Ela havia sido condenada por ter dito que "juiz não é Deus" durante uma fiscalização da Operação Lei Seca, em 2011, o que teria, na visão da Justiça, configurado "abuso de poder" da parte dela.
"Sinceramente ainda não estou acreditando. Como cidadã, digo que fiquei enojada. Acabaram de rasgar a Constituição", completou Tamburini.
Os três desembargadores que votaram no caso mantiveram o entendimento de que Tamburini praticou o abuso de poder ao fazer o comentário. Os magistrados sustentaram a condenação de R$ 5.000 contra a fiscal de trânsito, definida na primeira instância.
Segundo Tamburini, o julgamento do recurso ocorreu com rapidez incomum, praticamente sem discussão do assunto. Ela afirmou ainda que a sessão foi iniciada antes do horário marcado.

Coisas da nossa sociedade

Vítor Pires (Serventuário)

Os casos de assédio moral e suposta insubmissao são, infelizmente, marcas da nossa sociedade, sobretudo a brasileira. É completamente aceitável imaginarmos a situação em que o Delegado-Chefe não dá boa tarde ao Delegado subordinado, que não dá boa tarde ao agente, este não dá boa tarde ao estagiário, este não dá ao auxiliar de almoxarifado, e por aí se vai.

Lucia Feitoza (advogada)

Lucia do Espirito Santo (Advogado Autônomo - Civil)
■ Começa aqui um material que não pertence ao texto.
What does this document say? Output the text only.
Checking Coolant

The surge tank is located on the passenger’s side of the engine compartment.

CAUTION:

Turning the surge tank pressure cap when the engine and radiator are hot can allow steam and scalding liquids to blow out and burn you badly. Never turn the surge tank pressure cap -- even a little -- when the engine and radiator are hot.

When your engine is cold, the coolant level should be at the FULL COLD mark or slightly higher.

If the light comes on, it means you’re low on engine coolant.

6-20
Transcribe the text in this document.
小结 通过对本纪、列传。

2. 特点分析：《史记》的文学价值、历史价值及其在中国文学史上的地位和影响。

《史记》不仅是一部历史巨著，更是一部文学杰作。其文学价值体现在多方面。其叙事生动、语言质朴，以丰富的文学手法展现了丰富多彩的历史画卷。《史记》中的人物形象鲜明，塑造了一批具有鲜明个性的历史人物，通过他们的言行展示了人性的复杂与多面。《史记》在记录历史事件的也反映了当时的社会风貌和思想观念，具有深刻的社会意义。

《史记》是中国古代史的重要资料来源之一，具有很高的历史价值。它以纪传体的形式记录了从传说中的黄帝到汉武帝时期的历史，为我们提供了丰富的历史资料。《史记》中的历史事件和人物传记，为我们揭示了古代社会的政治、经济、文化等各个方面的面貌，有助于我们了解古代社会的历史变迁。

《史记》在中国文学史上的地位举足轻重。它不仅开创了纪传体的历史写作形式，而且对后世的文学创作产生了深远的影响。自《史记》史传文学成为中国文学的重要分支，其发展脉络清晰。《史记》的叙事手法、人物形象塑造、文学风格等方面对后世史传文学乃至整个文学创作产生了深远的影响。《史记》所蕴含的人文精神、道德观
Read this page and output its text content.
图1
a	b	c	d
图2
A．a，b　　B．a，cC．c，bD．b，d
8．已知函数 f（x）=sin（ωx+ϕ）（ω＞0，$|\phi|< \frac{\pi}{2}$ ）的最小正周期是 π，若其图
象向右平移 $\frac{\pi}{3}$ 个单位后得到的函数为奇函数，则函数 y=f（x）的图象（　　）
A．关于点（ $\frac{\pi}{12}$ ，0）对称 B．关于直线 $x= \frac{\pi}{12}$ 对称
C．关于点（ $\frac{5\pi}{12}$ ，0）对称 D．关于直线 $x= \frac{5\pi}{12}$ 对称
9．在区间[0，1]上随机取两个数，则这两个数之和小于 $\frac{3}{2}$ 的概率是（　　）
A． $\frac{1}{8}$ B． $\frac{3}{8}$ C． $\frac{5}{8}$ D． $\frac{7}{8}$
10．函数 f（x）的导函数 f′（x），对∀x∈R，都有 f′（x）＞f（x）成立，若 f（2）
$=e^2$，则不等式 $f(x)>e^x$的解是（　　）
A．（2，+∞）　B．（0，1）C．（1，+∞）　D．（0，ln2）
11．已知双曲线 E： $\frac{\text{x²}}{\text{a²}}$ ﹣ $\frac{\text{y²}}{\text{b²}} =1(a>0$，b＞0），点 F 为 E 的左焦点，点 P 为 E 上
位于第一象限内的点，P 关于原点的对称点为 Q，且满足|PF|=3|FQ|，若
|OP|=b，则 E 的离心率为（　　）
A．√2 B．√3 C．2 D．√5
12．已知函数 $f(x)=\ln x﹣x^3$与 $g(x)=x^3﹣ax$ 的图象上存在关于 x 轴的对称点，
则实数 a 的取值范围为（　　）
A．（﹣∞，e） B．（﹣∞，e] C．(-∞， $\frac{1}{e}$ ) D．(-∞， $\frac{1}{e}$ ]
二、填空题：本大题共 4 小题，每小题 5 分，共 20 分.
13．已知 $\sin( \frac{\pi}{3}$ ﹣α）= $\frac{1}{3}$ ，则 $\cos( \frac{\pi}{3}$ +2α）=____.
Apesar de absurda a punição, existe sempre o outro lado. Estamos analisando a decisão da magistrada, a qual concordamos, mas qual seria o real motivo da falta de urbanidade do empregado para com o delegado?
Conclui-se que no mínimo, que não está nada bom o meio ambiente do trabalho.

Falta de Urbanidade??

JFF (Bacharel)

Se tal fato ocorresse no âmbito do Poder Judiciário ou MP, tenho dúvidas a respeito da similaridade da decisão. Será que se um servidor não desse "Bom dia" não seria punido?? Já vi punições por muito menos.

Ridiculo

Zé Machado (Advogado Autônomo - Trabalhista)

Ridículo até onde chegou a sociedade de consumo e o simples mau humor que descamba para o mero autoritarismo.